– Стыд и позор! Стыд и позор! Как взглянем в глаза товарищам? Ведь если провалим спектакль, это ляжет пятном не только на нас – на всю школу…
Больше других, несмотря на внешнюю сдержанность, волновалась Мунира Ильдарская. У неё тоже была одна из главных ролей.
Она стояла вполоборота к своим товарищам у маленького столика, высокая, стройная, в коричневом платье, с пионерским галстуком на шее, и одной рукой легонько вертела большой глобус, а в другой держала полевую сумку из жёлтой кожи. Каштановые волосы двумя длинными косами падали на спину. Мунира быстро повернулась.
– Не пойму, как мог он так непростительно подвести класс! – Она нервно покусывала то верхнюю, то нижнюю губу.
– Ну, а ты что молчишь, товарищ комсорг? – налетела на Хафиза Гайнуллина Ляля Халидова. – Как можешь ты сидеть спокойно? Уж не собираешься ли взять под защиту своего друга?
Хафиз поднял серьёзные серые глаза на маленькую, напоминающую сейчас драчливого взъерошенного воробья Лялю и улыбнулся, показав два ряда широких, ровных зубов.
– Что же прикажешь делать? Уж не рисовать ли чёртиков на доске, подобно Наилю?
Наиль с досадой швырнул мел и, отойдя к открытой форточке, подставил разгорячённое лицо под струю свежего зимнего воздуха.
Мунира взглянула на ручные часики.
– Больше я не могу ждать.
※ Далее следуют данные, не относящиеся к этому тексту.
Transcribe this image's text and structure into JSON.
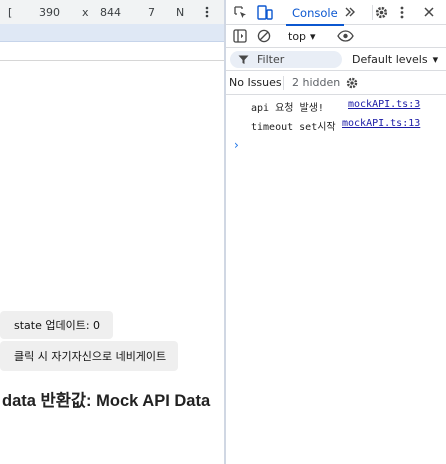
{
  "device_toolbar": {
    "device_label": "[",
    "width": "390",
    "times": "x",
    "height": "844",
    "zoom": "7",
    "throttle": "N"
  },
  "page": {
    "state_button": "state 업데이트: 0",
    "nav_button": "클릭 시 자기자신으로 네비게이트",
    "heading": "data 반환값: Mock API Data"
  },
  "devtools": {
    "tabs": {
      "console": "Console"
    },
    "toolbar": {
      "context": "top",
      "context_arrow": "▾"
    },
    "filter": {
      "placeholder": "Filter",
      "levels": "Default levels",
      "levels_arrow": "▾"
    },
    "issues": {
      "no_issues": "No Issues",
      "hidden": "2 hidden"
    },
    "logs": [
      {
        "message": "api 요청 발생!",
        "source": "mockAPI.ts:3"
      },
      {
        "message": "timeout set시작",
        "source": "mockAPI.ts:13"
      }
    ],
    "prompt": "›"
  },
  "colors": {
    "accent": "#0b57d0",
    "link": "#1a1aa6",
    "ruler": "#dfe8f5"
  }
}
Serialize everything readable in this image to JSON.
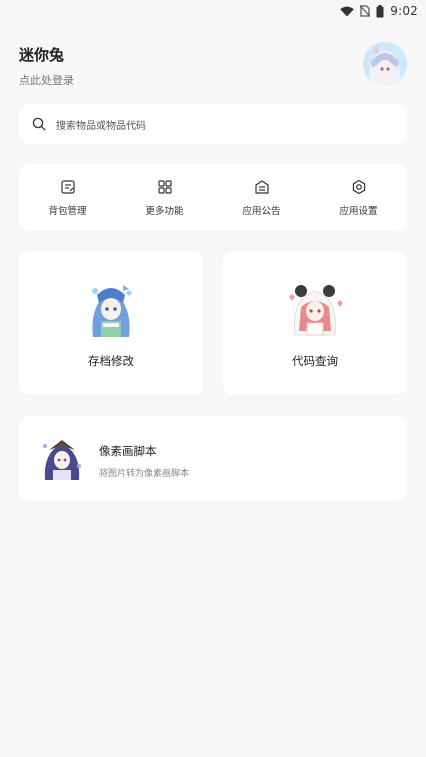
{
  "status_bar": {
    "time": "9:02",
    "icons": [
      "wifi-icon",
      "no-sim-icon",
      "battery-icon"
    ]
  },
  "profile": {
    "name": "迷你兔",
    "login_prompt": "点此处登录"
  },
  "search": {
    "placeholder": "搜索物品或物品代码"
  },
  "quick_actions": [
    {
      "label": "背包管理",
      "icon": "backpack-manage-icon"
    },
    {
      "label": "更多功能",
      "icon": "more-functions-grid-icon"
    },
    {
      "label": "应用公告",
      "icon": "announcement-icon"
    },
    {
      "label": "应用设置",
      "icon": "settings-gear-icon"
    }
  ],
  "features": [
    {
      "label": "存档修改",
      "icon": "anime-girl-blue-hair-illustration"
    },
    {
      "label": "代码查询",
      "icon": "anime-girl-panda-hood-illustration"
    }
  ],
  "script_card": {
    "title": "像素画脚本",
    "subtitle": "将图片转为像素画脚本",
    "icon": "anime-girl-purple-hair-illustration"
  },
  "colors": {
    "background": "#f7f7f8",
    "card": "#ffffff",
    "text_primary": "#222222",
    "text_secondary": "#888888"
  }
}
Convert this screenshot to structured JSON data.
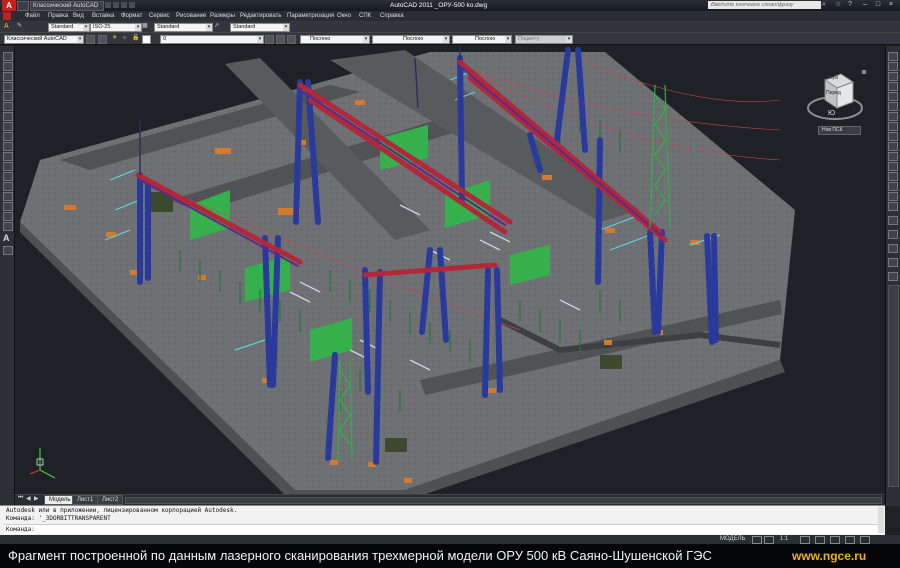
{
  "titlebar": {
    "workspace": "Классический AutoCAD",
    "window_title": "AutoCAD 2011    _ОРУ-500 ko.dwg",
    "search_placeholder": "Введите ключевое слово/фразу"
  },
  "menu": [
    "Файл",
    "Правка",
    "Вид",
    "Вставка",
    "Формат",
    "Сервис",
    "Рисование",
    "Размеры",
    "Редактировать",
    "Параметризация",
    "Окно",
    "СПК",
    "Справка"
  ],
  "toolbar1": {
    "text_style": "Standard",
    "dim_style": "ISO-25",
    "table_style": "Standard",
    "mleader_style": "Standard"
  },
  "toolbar2": {
    "workspace": "Классический AutoCAD",
    "layer": "0",
    "color": "Послою",
    "linetype": "Послою",
    "lineweight": "Послою",
    "plotstyle": "Поцвету"
  },
  "viewcube": {
    "top_label": "Верх",
    "front_label": "Перед",
    "compass_s": "Ю",
    "wcs_label": "Нов ПСК"
  },
  "tabs": [
    "Модель",
    "Лист1",
    "Лист2"
  ],
  "command_history": [
    "Autodesk или в приложении, лицензированном корпорацией Autodesk.",
    "Команда: '_3DORBITTRANSPARENT"
  ],
  "command_prompt": "Команда:",
  "statusbar": {
    "mode": "МОДЕЛЬ",
    "scale": "1:1"
  },
  "caption": {
    "text": "Фрагмент построенной по данным лазерного сканирования трехмерной модели ОРУ 500 кВ Саяно-Шушенской ГЭС",
    "site": "www.ngce.ru",
    "site_color": "#f0b21a"
  },
  "colors": {
    "background": "#1f2126",
    "ground": "#6e7074",
    "structure_blue": "#2a3a9c",
    "beam_red": "#b0283a",
    "equipment_green": "#2fb04a",
    "foundation_orange": "#d27a2e"
  }
}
Опаздываю на пионерский сбор.
Муниру никто не удерживал. Она пробежала лестницу быстрыми шелестящими шажками с дробным перестуком каблучков на площадках и вдруг увидела Галима. Он что-то напевал вполголоса, держа портфель с подчёркнутым шиком – за самый угол.
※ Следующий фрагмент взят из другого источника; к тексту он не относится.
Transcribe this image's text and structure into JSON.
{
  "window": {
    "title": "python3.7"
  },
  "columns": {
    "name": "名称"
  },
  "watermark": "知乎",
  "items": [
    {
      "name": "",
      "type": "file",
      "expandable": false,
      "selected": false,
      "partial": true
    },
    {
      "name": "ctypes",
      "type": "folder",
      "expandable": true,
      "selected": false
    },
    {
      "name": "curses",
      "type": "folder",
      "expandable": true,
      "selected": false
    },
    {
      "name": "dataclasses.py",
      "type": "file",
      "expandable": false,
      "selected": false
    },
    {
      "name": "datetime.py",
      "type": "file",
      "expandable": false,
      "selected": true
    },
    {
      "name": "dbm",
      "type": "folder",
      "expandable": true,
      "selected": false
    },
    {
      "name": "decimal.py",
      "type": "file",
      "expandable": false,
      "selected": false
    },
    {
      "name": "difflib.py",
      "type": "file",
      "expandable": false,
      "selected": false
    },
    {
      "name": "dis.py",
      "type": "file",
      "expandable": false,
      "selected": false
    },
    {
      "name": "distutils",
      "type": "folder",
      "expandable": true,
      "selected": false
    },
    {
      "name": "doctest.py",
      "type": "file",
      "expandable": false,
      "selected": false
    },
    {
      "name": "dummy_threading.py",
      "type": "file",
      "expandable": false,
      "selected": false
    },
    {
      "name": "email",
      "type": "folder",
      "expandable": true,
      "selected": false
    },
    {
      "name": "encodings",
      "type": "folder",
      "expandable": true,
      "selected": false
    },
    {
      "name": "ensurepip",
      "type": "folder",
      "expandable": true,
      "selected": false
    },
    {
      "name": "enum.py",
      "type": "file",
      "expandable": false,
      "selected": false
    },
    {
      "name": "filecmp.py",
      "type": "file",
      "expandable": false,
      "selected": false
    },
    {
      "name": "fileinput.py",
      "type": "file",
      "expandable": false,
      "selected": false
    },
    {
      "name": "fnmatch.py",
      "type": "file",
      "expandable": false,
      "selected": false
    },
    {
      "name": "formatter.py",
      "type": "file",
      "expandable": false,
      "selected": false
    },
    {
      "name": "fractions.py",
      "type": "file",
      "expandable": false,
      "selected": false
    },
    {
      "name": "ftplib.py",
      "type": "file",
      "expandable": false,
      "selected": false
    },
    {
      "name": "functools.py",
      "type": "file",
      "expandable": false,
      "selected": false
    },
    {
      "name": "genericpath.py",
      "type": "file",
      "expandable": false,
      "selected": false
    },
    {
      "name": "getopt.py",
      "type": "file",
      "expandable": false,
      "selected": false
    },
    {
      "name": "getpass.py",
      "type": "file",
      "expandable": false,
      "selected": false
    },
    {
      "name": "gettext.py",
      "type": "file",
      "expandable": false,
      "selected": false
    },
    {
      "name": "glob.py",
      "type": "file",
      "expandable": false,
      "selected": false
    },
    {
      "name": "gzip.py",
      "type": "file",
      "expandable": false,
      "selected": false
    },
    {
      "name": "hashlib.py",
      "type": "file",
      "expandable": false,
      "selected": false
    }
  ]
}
– Галим! – вырвалось у неё.
Урманов взглянул на девушку чересчур весёлыми, озорно посверкивающими, широко расставленными карими глазами.
– Почему ты не явился на репетицию? – спросила она холодно.
– Как это не явился? Уж не принимаешь ли ты меня за тень отца Гамлета? – беспечно пошутил Галим.
На его смуглом подвижном лице скользнула ещё больше раздражившая Муниру улыбка нескрываемого довольства собственным остроумным замечанием.
– Балагурством ты не отделаешься. Разве ты не знал, когда мы условились собраться?
– Значит, были дела поважнее.
– Это не по-комсомольски, Галим! Ты совершенно не желаешь считаться с коллективом…
– У меня нет никакого желания выслушивать твои нотации, – заносчиво прервал юноша Муниру.
Кто, собственно, дал ей право так разговаривать с ним? Как-никак он, Урманов, единственный победитель московского мастера, давшего на прощанье сеанс одновременной игры на двадцати досках. Он провёл в сегодняшней партии такую сильную и оригинальную комбинацию ферзем, что после тридцатого хода приезжий сдался.
«О, вы далеко пойдёте, юноша!» – сказал мастер, пожимая Урманову руку. И Галим почувствовал себя поднятым на недосягаемую высоту, откуда и взирал сейчас на побледневшую от обиды Муниру.
«Проглотить обиду – всё равно что проглотить гору». И Мунира тяжело задышала.
– Мальчишка!.. Мы поставим о тебе вопрос на комитете, – выпалила она и, почувствовав, что сгоряча взяла на себя слишком много, бегом пустилась обратно.
Урманов устремился было за девушкой, но на площадке третьего этажа внезапно замер. В самом центре номера свежей стенной газеты красовался он, Галим, в виде изогнувшегося вопросительным знаком шахматного коня.
Крупной вязью под рисунком было выведено: «Так вот где таилась погибель моя!»
Стиснув до боли кулаки, стоял Галим перед карикатурой, колючкой впившейся ему в душу. Впервые он был выставлен на осмеяние. Чувство превосходства, которым он только что сладко тешился, улетучилось, как дым. Теряя власть над собой, он зашептал:
– Ах, так! Хорошо же! Вы ещё пожалеете об этом… ещё попросите меня… – и, словно кто гнался за ним, бросился вон из школы.